Ce chiffre démontre que des journalistes sont assassinés lorsque
les institutions n’enquêtent pas sur la corruption, ne la poursuivent
pas et, surtout, ne l’empêchent pas. L’assassinat de journalistes trahit
la défaillance des institutions et des niveaux de corruption extrêmes.»
72. Cette affirmation est largement confirmée par les faits, des
faits établis et non contestés, pas de simples spéculations ou allégations.

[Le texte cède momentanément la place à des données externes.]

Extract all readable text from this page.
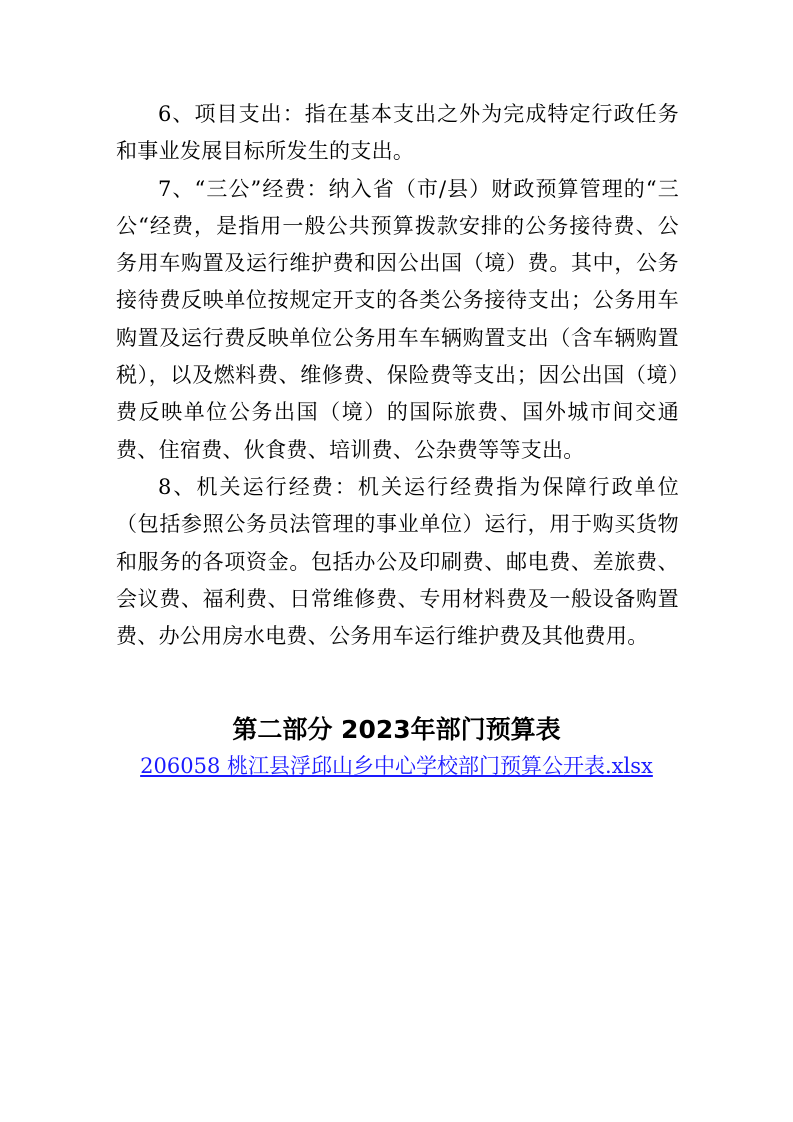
6、项目支出：指在基本支出之外为完成特定行政任务和事业发展目标所发生的支出。

7、“三公”经费：纳入省（市/县）财政预算管理的“三公“经费，是指用一般公共预算拨款安排的公务接待费、公务用车购置及运行维护费和因公出国（境）费。其中，公务接待费反映单位按规定开支的各类公务接待支出；公务用车购置及运行费反映单位公务用车车辆购置支出（含车辆购置税），以及燃料费、维修费、保险费等支出；因公出国（境）费反映单位公务出国（境）的国际旅费、国外城市间交通费、住宿费、伙食费、培训费、公杂费等等支出。

8、机关运行经费：机关运行经费指为保障行政单位（包括参照公务员法管理的事业单位）运行，用于购买货物和服务的各项资金。包括办公及印刷费、邮电费、差旅费、会议费、福利费、日常维修费、专用材料费及一般设备购置费、办公用房水电费、公务用车运行维护费及其他费用。

第二部分 2023年部门预算表
206058 桃江县浮邱山乡中心学校部门预算公开表.xlsx
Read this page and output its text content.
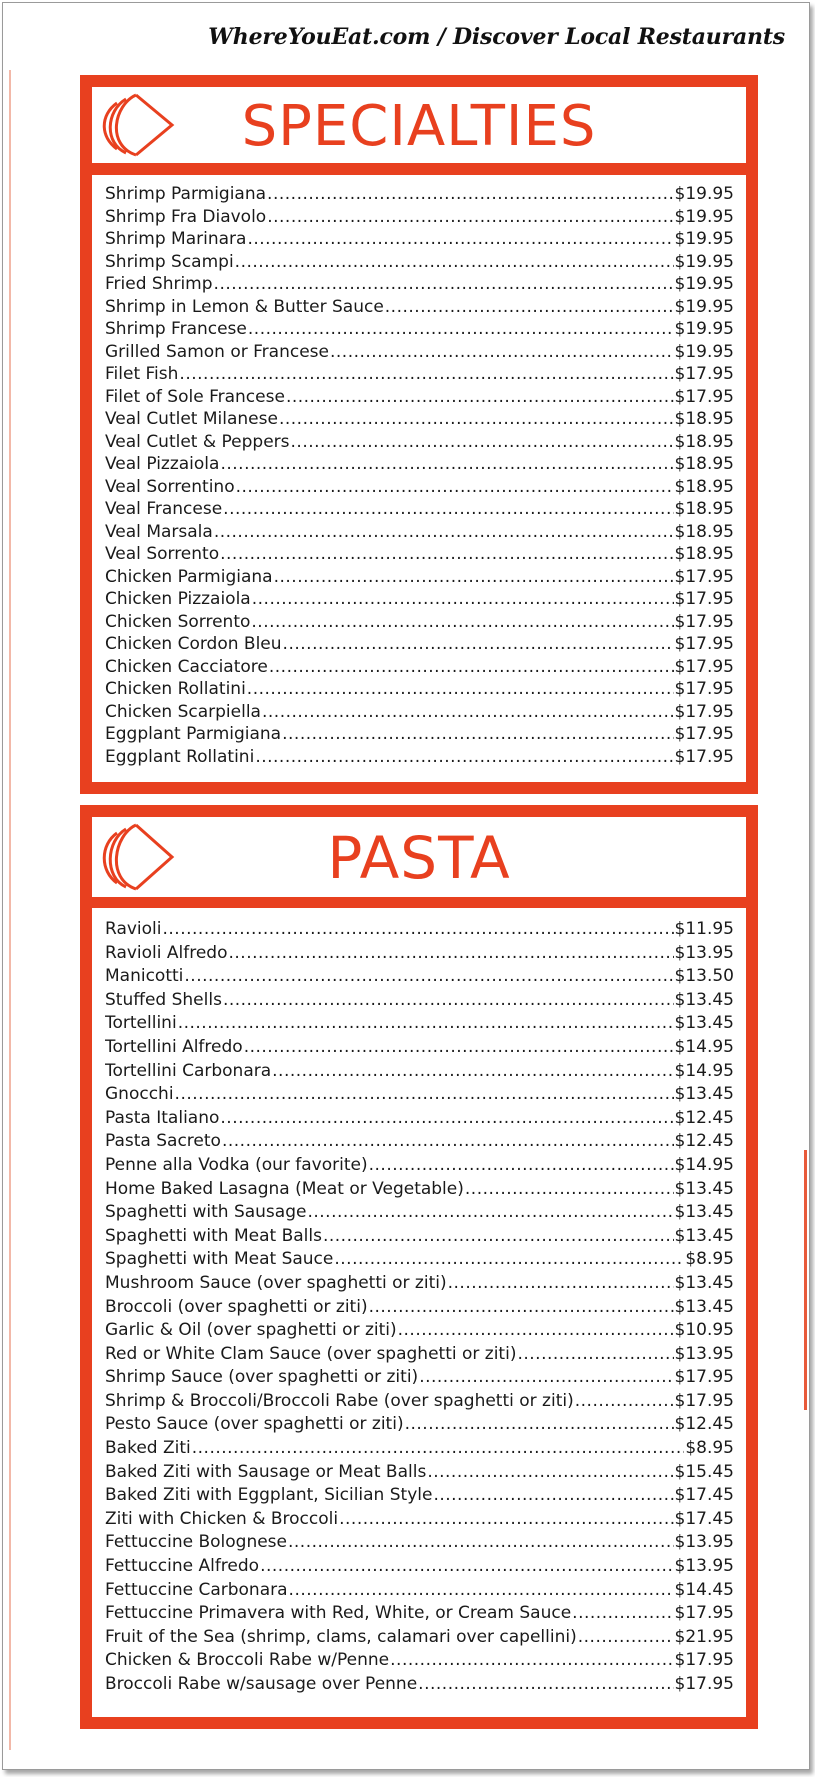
WhereYouEat.com / Discover Local Restaurants
SPECIALTIES
Shrimp Parmigiana .....	$19.95
Shrimp Fra Diavolo .....	$19.95
Shrimp Marinara .....	$19.95
Shrimp Scampi .....	$19.95
Fried Shrimp .....	$19.95
Shrimp in Lemon & Butter Sauce .....	$19.95
Shrimp Francese .....	$19.95
Grilled Samon or Francese .....	$19.95
Filet Fish .....	$17.95
Filet of Sole Francese .....	$17.95
Veal Cutlet Milanese .....	$18.95
Veal Cutlet & Peppers .....	$18.95
Veal Pizzaiola .....	$18.95
Veal Sorrentino .....	$18.95
Veal Francese .....	$18.95
Veal Marsala .....	$18.95
Veal Sorrento .....	$18.95
Chicken Parmigiana .....	$17.95
Chicken Pizzaiola .....	$17.95
Chicken Sorrento .....	$17.95
Chicken Cordon Bleu .....	$17.95
Chicken Cacciatore .....	$17.95
Chicken Rollatini .....	$17.95
Chicken Scarpiella .....	$17.95
Eggplant Parmigiana .....	$17.95
Eggplant Rollatini .....	$17.95
PASTA
Ravioli .....	$11.95
Ravioli Alfredo .....	$13.95
Manicotti .....	$13.50
Stuffed Shells .....	$13.45
Tortellini .....	$13.45
Tortellini Alfredo .....	$14.95
Tortellini Carbonara .....	$14.95
Gnocchi .....	$13.45
Pasta Italiano .....	$12.45
Pasta Sacreto .....	$12.45
Penne alla Vodka (our favorite) .....	$14.95
Home Baked Lasagna (Meat or Vegetable) .....	$13.45
Spaghetti with Sausage .....	$13.45
Spaghetti with Meat Balls .....	$13.45
Spaghetti with Meat Sauce .....	$8.95
Mushroom Sauce (over spaghetti or ziti) .....	$13.45
Broccoli (over spaghetti or ziti) .....	$13.45
Garlic & Oil (over spaghetti or ziti) .....	$10.95
Red or White Clam Sauce (over spaghetti or ziti) .....	$13.95
Shrimp Sauce (over spaghetti or ziti) .....	$17.95
Shrimp & Broccoli/Broccoli Rabe (over spaghetti or ziti) .....	$17.95
Pesto Sauce (over spaghetti or ziti) .....	$12.45
Baked Ziti .....	$8.95
Baked Ziti with Sausage or Meat Balls .....	$15.45
Baked Ziti with Eggplant, Sicilian Style .....	$17.45
Ziti with Chicken & Broccoli .....	$17.45
Fettuccine Bolognese .....	$13.95
Fettuccine Alfredo .....	$13.95
Fettuccine Carbonara .....	$14.45
Fettuccine Primavera with Red, White, or Cream Sauce .....	$17.95
Fruit of the Sea (shrimp, clams, calamari over capellini) .....	$21.95
Chicken & Broccoli Rabe w/Penne .....	$17.95
Broccoli Rabe w/sausage over Penne .....	$17.95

L’avis de la Commission de Venise et le rapport du GRECO concluent
avec autorité que les institutions gouvernementales, le système
de justice pénale et les services répressifs de Malte ne respectent
pas les normes européennes en matière d’État de droit. Cette situation
a permis aux allégations de corruption endémique de suppurer. Il
existe des preuves convaincantes que M. Schembri et M. Mizzi, en particulier,
sont impliqués dans plusieurs cas graves d’abus de pouvoir, de corruption
et de blanchiment de capitaux. Ils ont refusé d’assumer leur responsabilité
politique en démissionnant. Ils continuent de bénéficier de la protection
du Premier ministre Muscat. Les allégations à l’encontre du Premier
ministre Muscat lui-même ont été rejetées dans le cadre d’une procédure
qui ne présente aucune garantie d’indépendance et dans des circonstances
qui font naître des soupçons d’influence politique. Il ne m’appartient
pas de dire si ces personnes sont des criminels ou non. Je note
simplement l’existence de preuves claires et de soupçons fondés,
qui n’ont pas fait l’objet d’une enquête adéquate. Il incombe en
premier lieu aux autorités maltaises d’enquêter sur ces soupçons,
de recueillir et d’examiner les preuves, ce qu’elles ne font manifestement
pas. Les personnes qui sont au cœur du gouvernement maltais et d’autres,
comme M. Tonna, qui leur sont étroitement associées, jouissent d’une
parfaite impunité. Dans le même temps, les autorités maltaises ne
sont pas en mesure d’engager des poursuites en temps utile, même
contre les tueurs à gages supposés qui ont assassiné Mme Caruana
Galizia, et encore moins contre les commanditaires de cet assassinat,
quels qu’ils soient.
73. Les autorités maltaises doivent mettre en œuvre d’urgence
toutes les recommandations de la Commission de Venise et du GRECO,
ainsi que celles que formulera MONEYVAL. Ces recommandations forment
un ensemble cohérent et leur mise en œuvre doit s’inscrire dans
un processus global de réforme. Le fait de n’en sélectionner qu’une
partie n’atteindra pas les résultats escomptés. Le processus de
réforme lui-même doit être ouvert et inclusif. Les autorités maltaises
doivent également veiller à accélérer les enquêtes policières et
judiciaires menées sur les affaires de corruption et de blanchiment
de capitaux qui concernent des personnalités publiques de premier
plan, ainsi que sur les circonstances plus générales de l’assassinat
de Mme Caruana Galizia. Il importe qu’elles
mettent sur pied une enquête publique indépendante sur ce meurtre et
les questions connexes. Il convient que l’Assemblée suive de près
la situation à Malte jusqu’à ce qu’elle parvienne à une conclusion
satisfaisante sur tous les points susmentionnés.